Emergindo da multidão agitada de Heathrow, Lucas chamou um táxi, as luzes da cidade pintando uma cena vibrante além das janelas molhadas pela chuva. Ele já tinha os detalhes da audição guardados no bolso, a promessa de "A Origem" da Emma Thomas Productions esperando logo além de seu cansaço atual.
O filme de Nolan havia reunido uma equipe formidável, com a Warner Bros. fornecendo o músculo financeiro e a Legendary Pictures se juntando como coprodutora. Mas, por enquanto, o foco de Lucas estava no refúgio de seu quarto de hotel, reservado pela sempre eficiente IAA.

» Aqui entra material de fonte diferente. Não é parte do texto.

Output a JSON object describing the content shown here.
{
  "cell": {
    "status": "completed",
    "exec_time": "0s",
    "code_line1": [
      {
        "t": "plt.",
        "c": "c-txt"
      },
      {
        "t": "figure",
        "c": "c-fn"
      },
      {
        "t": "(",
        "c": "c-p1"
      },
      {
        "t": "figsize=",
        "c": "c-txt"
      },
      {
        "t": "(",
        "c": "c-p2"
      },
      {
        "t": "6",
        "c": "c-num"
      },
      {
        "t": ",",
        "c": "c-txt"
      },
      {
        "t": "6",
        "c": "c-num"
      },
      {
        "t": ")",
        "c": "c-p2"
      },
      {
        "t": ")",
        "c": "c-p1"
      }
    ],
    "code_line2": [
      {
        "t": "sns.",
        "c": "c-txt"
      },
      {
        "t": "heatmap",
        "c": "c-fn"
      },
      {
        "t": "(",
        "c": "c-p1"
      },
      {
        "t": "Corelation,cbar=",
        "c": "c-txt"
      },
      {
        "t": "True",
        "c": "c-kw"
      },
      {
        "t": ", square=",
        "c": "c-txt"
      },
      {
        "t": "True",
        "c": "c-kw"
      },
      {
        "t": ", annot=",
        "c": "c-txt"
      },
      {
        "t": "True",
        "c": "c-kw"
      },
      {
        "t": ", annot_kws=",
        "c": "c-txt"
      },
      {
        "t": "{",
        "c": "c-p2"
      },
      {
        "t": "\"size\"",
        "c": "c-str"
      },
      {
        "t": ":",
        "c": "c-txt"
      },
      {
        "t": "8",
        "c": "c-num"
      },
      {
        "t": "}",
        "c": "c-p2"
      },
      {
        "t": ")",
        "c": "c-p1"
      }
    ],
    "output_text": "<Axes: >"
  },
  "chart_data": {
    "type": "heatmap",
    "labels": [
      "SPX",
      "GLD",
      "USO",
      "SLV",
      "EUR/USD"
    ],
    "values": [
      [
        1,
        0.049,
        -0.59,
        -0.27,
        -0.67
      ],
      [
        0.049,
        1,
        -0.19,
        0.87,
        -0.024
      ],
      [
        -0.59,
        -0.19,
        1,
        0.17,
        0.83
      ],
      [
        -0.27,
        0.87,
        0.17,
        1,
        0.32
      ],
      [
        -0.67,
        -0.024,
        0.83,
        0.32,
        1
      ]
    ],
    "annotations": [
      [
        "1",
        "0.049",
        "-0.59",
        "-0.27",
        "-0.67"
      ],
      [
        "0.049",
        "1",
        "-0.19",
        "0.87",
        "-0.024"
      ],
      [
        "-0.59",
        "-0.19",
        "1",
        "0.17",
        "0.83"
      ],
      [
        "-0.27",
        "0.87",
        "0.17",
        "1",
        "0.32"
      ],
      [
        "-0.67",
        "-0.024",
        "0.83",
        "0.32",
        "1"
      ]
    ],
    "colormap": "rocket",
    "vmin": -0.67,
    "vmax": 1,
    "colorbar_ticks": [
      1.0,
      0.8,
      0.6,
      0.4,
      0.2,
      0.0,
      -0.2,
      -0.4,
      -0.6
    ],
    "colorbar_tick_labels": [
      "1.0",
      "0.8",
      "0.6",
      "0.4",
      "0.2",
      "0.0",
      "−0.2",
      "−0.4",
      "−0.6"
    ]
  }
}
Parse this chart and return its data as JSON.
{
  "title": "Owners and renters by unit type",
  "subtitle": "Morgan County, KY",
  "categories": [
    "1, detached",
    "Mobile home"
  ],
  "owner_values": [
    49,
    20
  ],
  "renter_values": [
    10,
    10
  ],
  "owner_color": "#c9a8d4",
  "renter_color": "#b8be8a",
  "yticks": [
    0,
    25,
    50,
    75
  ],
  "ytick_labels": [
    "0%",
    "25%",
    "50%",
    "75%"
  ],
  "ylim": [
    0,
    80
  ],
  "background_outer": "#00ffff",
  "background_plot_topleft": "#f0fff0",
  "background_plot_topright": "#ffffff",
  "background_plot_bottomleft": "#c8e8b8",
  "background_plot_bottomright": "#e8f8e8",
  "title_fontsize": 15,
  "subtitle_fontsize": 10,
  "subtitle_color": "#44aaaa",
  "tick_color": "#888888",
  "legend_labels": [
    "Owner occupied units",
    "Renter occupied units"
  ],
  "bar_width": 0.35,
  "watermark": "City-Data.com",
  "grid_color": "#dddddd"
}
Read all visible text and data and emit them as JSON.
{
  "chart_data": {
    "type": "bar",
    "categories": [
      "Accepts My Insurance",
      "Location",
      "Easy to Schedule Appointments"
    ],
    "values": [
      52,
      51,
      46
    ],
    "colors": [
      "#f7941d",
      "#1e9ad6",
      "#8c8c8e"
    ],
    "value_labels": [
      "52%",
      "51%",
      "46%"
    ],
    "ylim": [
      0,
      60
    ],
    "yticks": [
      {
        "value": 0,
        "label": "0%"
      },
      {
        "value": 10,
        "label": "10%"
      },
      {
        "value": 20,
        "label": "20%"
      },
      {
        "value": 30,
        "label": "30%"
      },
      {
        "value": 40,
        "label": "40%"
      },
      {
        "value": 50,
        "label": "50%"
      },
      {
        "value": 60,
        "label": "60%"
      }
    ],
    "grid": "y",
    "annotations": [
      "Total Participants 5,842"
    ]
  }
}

O cansaço de interpretar Dylan, a longa espera no aeroporto e a descarga de adrenalina da chegada finalmente o alcançaram. Afundando na cama, Lucas sentiu a tensão se dissipar, substituída por uma bem-vinda onda de quietude. Esta era uma breve pausa antes do próximo ato, uma chance de recarregar e se preparar para a audição que poderia mudar tudo.
O sol matinal de Londres lançava um brilho suave enquanto Lucas emergia de seu quarto de hotel, a antecipação zumbindo sob sua pele. Ao pisar no ar fresco da manhã, ele chamou um táxi, seu destino: as instalações do estúdio da Warner Bros., onde a Emma Thomas Production havia preparado o palco para a audição de "A Origem".
A excitação borbulhava em seu peito enquanto o táxi deslizava pelas ruas da cidade. Ao chegar ao imponente edifício da Warner Bros., Lucas saiu do táxi, reservando um momento para absorver o logotipo icônico gravado acima da entrada. Com um suspiro profundo, ele entrou no estúdio movimentado, sendo recebido por uma recepcionista acolhedora.
O planejamento meticuloso da IAA já havia preparado o caminho. Os dados de Lucas estavam prontamente acessíveis, agilizando o processo. Uma rápida confirmação com a recepcionista, e ele foi conduzido ao escritório, uma sensação de eficiência tranquila substituindo o nervosismo habitual pré-audição.
Isso, Lucas percebeu, era o privilégio discreto de ter uma agência sólida o apoiando.